By Andrew Gilbert
San Francisco jazz singer Madeline Eastman has spent the past two decades teaching the intricacies of the art form at the Stanford Jazz Workshop and JazzCamp West. Her new album, “A Quiet Thing” (MadKat Records), offers a master class in how to slow things down.
Eastman came of age on the Bay Area jazz scene in the 1980s, inspired by great musical storytellers like Carmen McRae and Etta Jones. She made a name for herself as a tough and fearless performer, unafraid of mixing it up at torrid tempos with some of the music’s most formidable improvisers. But over the years she’s learned how to distill all that intensity, and pour it into emotionally taut balladry. A riveting duo session with Portland pianist Randy Porter, “A Quiet Thing” features 14 songs without a single up tempo number.
On those rare occasions when a jazz singer decides to focus exclusively on ballads, it’s usually in an orchestral setting, with lush arrangements providing a variety of textures. Porter, a consummate musician who got his start on the San Diego jazz scene, is more a fellow explorer than an accompanist. His probing dialogues with Eastman make strings and horns feel superfluous, particularly when they strip a pop classic like Burt Bacharach and Hal David’s “Alfie” down to essentials.

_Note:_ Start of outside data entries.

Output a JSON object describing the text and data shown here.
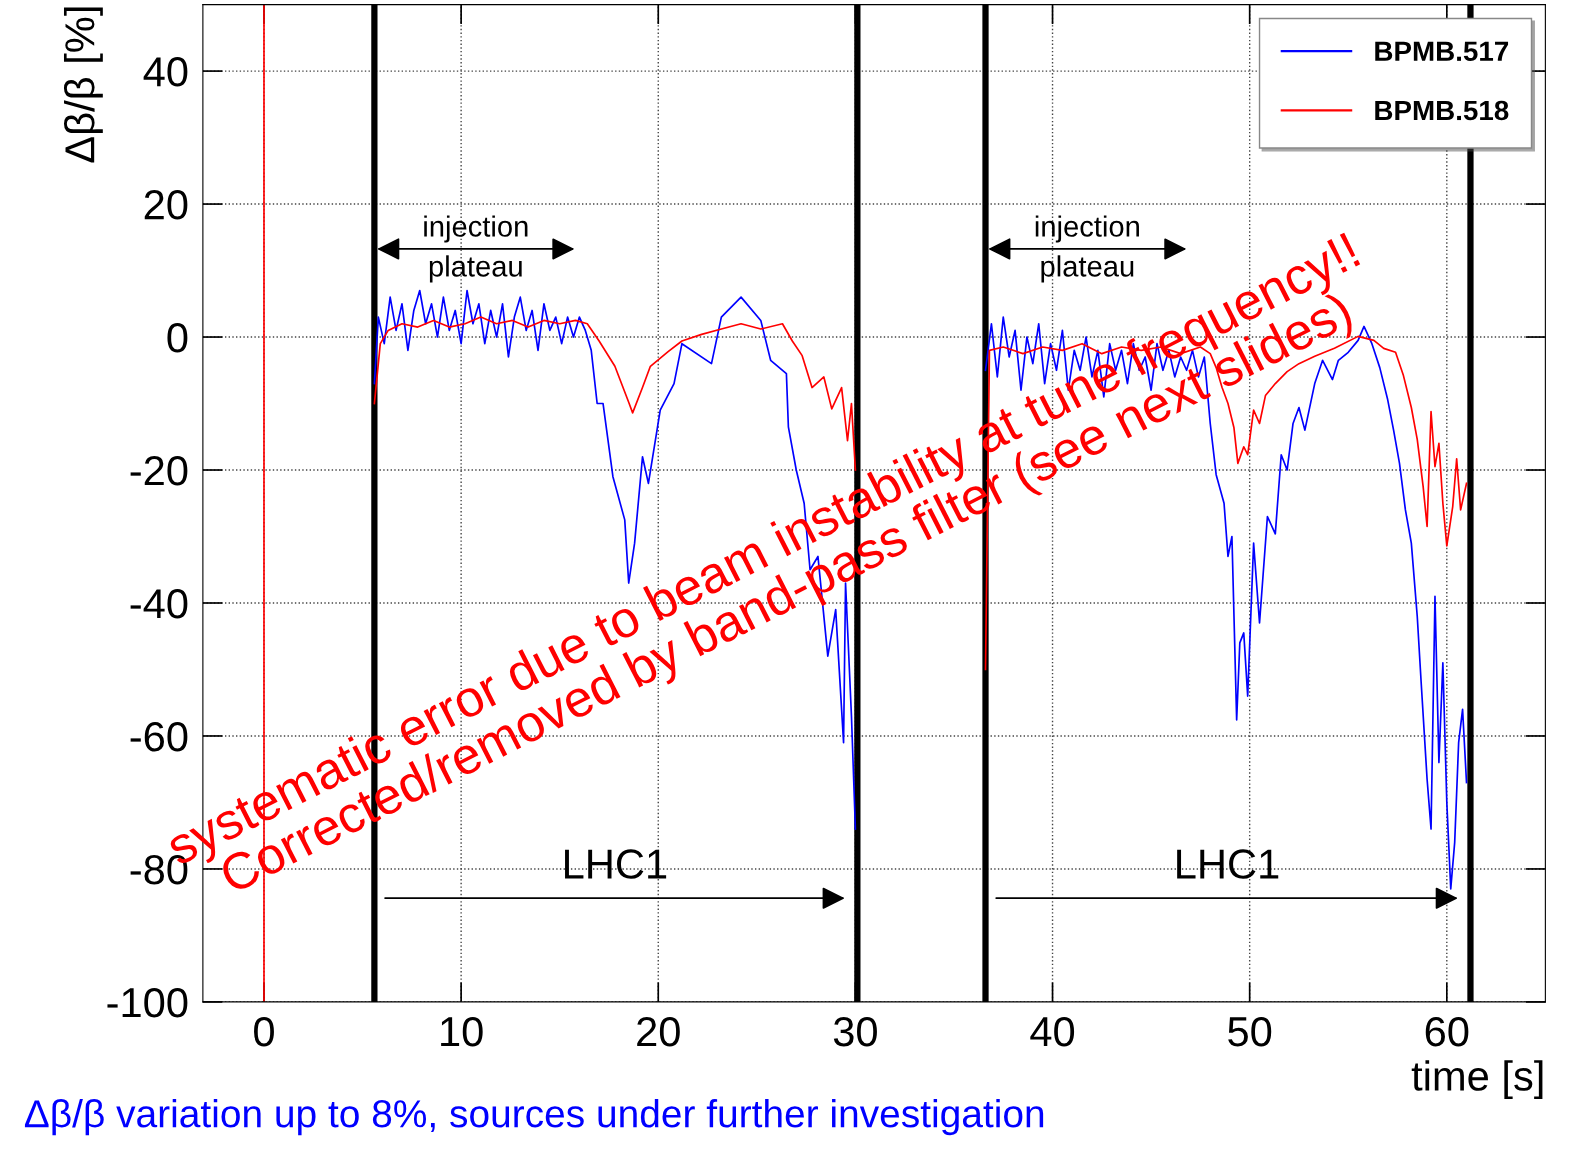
{
  "chart_data": {
    "type": "line",
    "xlabel": "time [s]",
    "ylabel": "Δβ/β [%]",
    "xlim": [
      -3.1,
      65
    ],
    "ylim": [
      -100,
      50
    ],
    "xticks": [
      0,
      10,
      20,
      30,
      40,
      50,
      60
    ],
    "yticks": [
      -100,
      -80,
      -60,
      -40,
      -20,
      0,
      20,
      40
    ],
    "grid": true,
    "legend": "top right",
    "series": [
      {
        "name": "BPMB.517",
        "color": "#0000ff",
        "x": [
          5.6,
          5.8,
          6.1,
          6.4,
          6.7,
          7.0,
          7.3,
          7.6,
          7.9,
          8.2,
          8.5,
          8.8,
          9.1,
          9.4,
          9.7,
          10.0,
          10.3,
          10.6,
          10.9,
          11.2,
          11.5,
          11.8,
          12.1,
          12.4,
          12.7,
          13.0,
          13.3,
          13.6,
          13.9,
          14.2,
          14.5,
          14.8,
          15.1,
          15.4,
          15.7,
          16.0,
          16.3,
          16.6,
          16.9,
          17.2,
          17.7,
          18.3,
          18.5,
          18.8,
          19.2,
          19.5,
          20.1,
          20.8,
          21.2,
          22.7,
          23.2,
          24.2,
          25.2,
          25.7,
          26.5,
          26.6,
          27.0,
          27.4,
          27.7,
          28.1,
          28.6,
          29.0,
          29.4,
          29.5,
          29.8,
          30.0,
          33.0,
          36.6,
          36.9,
          37.2,
          37.5,
          37.8,
          38.1,
          38.4,
          38.7,
          39.0,
          39.3,
          39.6,
          39.9,
          40.2,
          40.5,
          40.8,
          41.1,
          41.4,
          41.7,
          42.0,
          42.3,
          42.6,
          42.9,
          43.2,
          43.5,
          43.8,
          44.1,
          44.4,
          44.7,
          45.0,
          45.3,
          45.6,
          45.9,
          46.2,
          46.5,
          46.8,
          47.1,
          47.4,
          47.7,
          48.0,
          48.3,
          48.7,
          48.9,
          49.1,
          49.34,
          49.5,
          49.7,
          49.9,
          50.2,
          50.5,
          50.9,
          51.3,
          51.6,
          51.9,
          52.2,
          52.5,
          52.8,
          53.3,
          53.7,
          54.2,
          54.5,
          55.0,
          55.5,
          55.8,
          56.2,
          56.6,
          57.0,
          57.3,
          57.6,
          57.9,
          58.2,
          58.5,
          58.7,
          59.0,
          59.2,
          59.4,
          59.6,
          59.8,
          60.0,
          60.2,
          60.4,
          60.6,
          60.8,
          61.0
        ],
        "values": [
          -7,
          3,
          -1,
          6,
          1,
          5,
          -2,
          4,
          7,
          2,
          5,
          0,
          6,
          1,
          4,
          -1,
          7,
          2,
          5,
          -1,
          4,
          0,
          5,
          -3,
          3,
          6,
          1,
          4,
          -2,
          5,
          1,
          3,
          -1,
          3,
          0,
          3,
          1,
          -2,
          -10,
          -10,
          -21,
          -27.5,
          -37,
          -31,
          -18,
          -22,
          -11,
          -7,
          -1,
          -4,
          3,
          6,
          2.5,
          -3.5,
          -5.5,
          -13.5,
          -20,
          -25,
          -35,
          -33,
          -48,
          -41,
          -61,
          -37,
          -57,
          -74,
          null,
          -5,
          2,
          -6,
          3,
          -3,
          1,
          -8,
          0,
          -4,
          2,
          -7,
          -1,
          -5,
          1,
          -8,
          -2,
          -5,
          0,
          -6,
          -2,
          -9,
          -1,
          -5,
          -2,
          -7,
          -1,
          -5,
          -3,
          -8,
          -1,
          -5,
          -2,
          -6,
          -3,
          -5,
          -2,
          -6,
          -3,
          -13,
          -20.7,
          -25,
          -33,
          -30,
          -57.6,
          -46,
          -44.5,
          -54,
          -31,
          -43,
          -27,
          -29.6,
          -17.7,
          -20,
          -13,
          -10.6,
          -14,
          -7,
          -3.5,
          -6.4,
          -3.5,
          -2.3,
          -0.5,
          1.6,
          -1,
          -4.6,
          -9.4,
          -14,
          -19,
          -26,
          -31,
          -42,
          -52,
          -66.5,
          -74,
          -39,
          -64,
          -49,
          -70,
          -83,
          -76,
          -61,
          -56,
          -67
        ]
      },
      {
        "name": "BPMB.518",
        "color": "#ff0000",
        "x": [
          5.6,
          5.9,
          6.3,
          7.0,
          7.8,
          8.6,
          9.4,
          10.2,
          11.0,
          11.8,
          12.6,
          13.4,
          14.2,
          15.0,
          15.8,
          16.4,
          17.0,
          17.8,
          18.5,
          18.7,
          19.2,
          19.6,
          20.5,
          21.2,
          22.2,
          23.2,
          24.2,
          25.2,
          26.3,
          26.8,
          27.3,
          27.8,
          28.4,
          28.8,
          29.3,
          29.6,
          29.8,
          30.0,
          33.0,
          36.6,
          36.8,
          37.5,
          38.5,
          39.5,
          40.5,
          41.5,
          42.5,
          43.5,
          44.5,
          45.5,
          46.5,
          47.5,
          48.0,
          48.3,
          48.6,
          48.9,
          49.2,
          49.4,
          49.7,
          49.9,
          50.2,
          50.5,
          50.8,
          51.3,
          51.9,
          52.5,
          53.3,
          54.3,
          55.5,
          56.3,
          56.8,
          57.4,
          57.8,
          58.2,
          58.5,
          58.8,
          59.0,
          59.2,
          59.4,
          59.6,
          59.8,
          60.0,
          60.3,
          60.5,
          60.7,
          61.0
        ],
        "values": [
          -10,
          -1,
          1,
          2,
          1.5,
          2.5,
          1.5,
          2,
          3,
          2,
          2.5,
          1.5,
          2.5,
          2,
          2.5,
          2,
          -0.6,
          -4.4,
          -9.8,
          -11.4,
          -7.6,
          -4.4,
          -2.2,
          -0.6,
          0.4,
          1.2,
          2,
          1.2,
          2,
          -0.6,
          -2.8,
          -7.6,
          -6,
          -10.8,
          -7.6,
          -15.6,
          -10,
          -20,
          null,
          -50,
          -2,
          -1.5,
          -2.5,
          -1.5,
          -2,
          -1,
          -2.5,
          -1.5,
          -2,
          -1.5,
          -2.5,
          -1.5,
          -2.5,
          -4.6,
          -7.6,
          -10,
          -13.6,
          -19,
          -16.5,
          -17.7,
          -11,
          -13,
          -8.8,
          -7,
          -5.2,
          -4,
          -2.9,
          -1.7,
          0.1,
          -0.5,
          -1.7,
          -2.3,
          -5.8,
          -10.6,
          -15.4,
          -22.5,
          -28.5,
          -11.2,
          -19.5,
          -16,
          -25,
          -31.4,
          -25.5,
          -18.3,
          -26,
          -22
        ]
      }
    ],
    "ref_lines": [
      {
        "axis": "x",
        "value": 0,
        "color": "#ff0000"
      },
      {
        "axis": "x",
        "value": 5.6,
        "color": "#000000"
      },
      {
        "axis": "x",
        "value": 30.1,
        "color": "#000000"
      },
      {
        "axis": "x",
        "value": 36.6,
        "color": "#000000"
      },
      {
        "axis": "x",
        "value": 61.2,
        "color": "#000000"
      }
    ],
    "annotations": [
      "injection\nplateau",
      "injection\nplateau",
      "LHC1",
      "LHC1",
      "systematic error due to beam instability at tune frequency!!\nCorrected/removed by band-pass filter (see next slides)",
      "Δβ/β variation up to 8%, sources under further investigation"
    ]
  }
}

Part of what makes “A Quiet Thing” so rewarding is that Eastman avoids the usual American Songbook fair. A dedicated song sleuth, she offers several invaluable discoveries, such as the Alec Wilder/Loonis McGlohom gem “All of Us In It,” a persuasive paean to the pleasures of wedlock, and Victor Feldman and Tommy Wolf’s rapturous “A Face Like Yours.”
When she does tackle a standard, Eastman turns it into something startling and new, like her bruised and wary version of “Pick Yourself Up.” Usually delivered as a jaunty affirmation of resilience, the song turns into a spiritual odyssey as she folds it into Donnie McClurkin’s contemporary gospel anthem “We Fall Down.”

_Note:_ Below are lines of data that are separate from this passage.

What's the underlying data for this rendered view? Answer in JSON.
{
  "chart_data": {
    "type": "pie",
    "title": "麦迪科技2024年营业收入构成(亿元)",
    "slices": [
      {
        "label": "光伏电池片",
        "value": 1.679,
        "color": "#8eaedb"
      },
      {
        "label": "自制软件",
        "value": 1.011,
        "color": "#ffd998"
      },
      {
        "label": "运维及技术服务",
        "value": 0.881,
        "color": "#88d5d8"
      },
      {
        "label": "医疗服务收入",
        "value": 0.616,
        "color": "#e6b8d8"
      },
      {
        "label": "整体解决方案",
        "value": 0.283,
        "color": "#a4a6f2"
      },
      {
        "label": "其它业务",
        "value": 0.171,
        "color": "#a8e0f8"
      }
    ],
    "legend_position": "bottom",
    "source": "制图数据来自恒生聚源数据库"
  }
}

“A Quiet Thing” isn’t Eastman’s first run at a ballad program. Back in 2001 she released “Bare,” a duo project with the late great Los Angeles pianist Tom Garvin. It’s a marvelous session, but the new album finds Eastman delving deeper than ever before, spurred on by Porter’s bright but oblique harmonic choices. She closes the album with Brian Wilson’s soul-bearing prayer “God Only Knows,” almost whispering the abject lyric.

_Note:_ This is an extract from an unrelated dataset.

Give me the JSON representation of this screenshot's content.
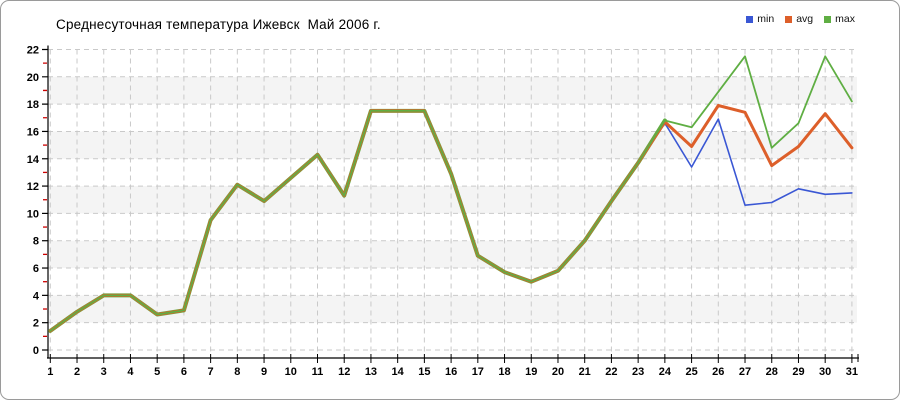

Some listeners might find themselves hankering for more rhythmic variety, or improvisational fireworks. Eastman sets plenty of sparks flying, but she never makes a big gesture when a subtle motion serves her vision. The album’s title track, Kander and Ebb’s “It’s A Quiet Thing,” practically serves as a manifesto, an ode to the power of understatement. I won’t be surprised if “A Quiet Thing” makes a big, resounding impact.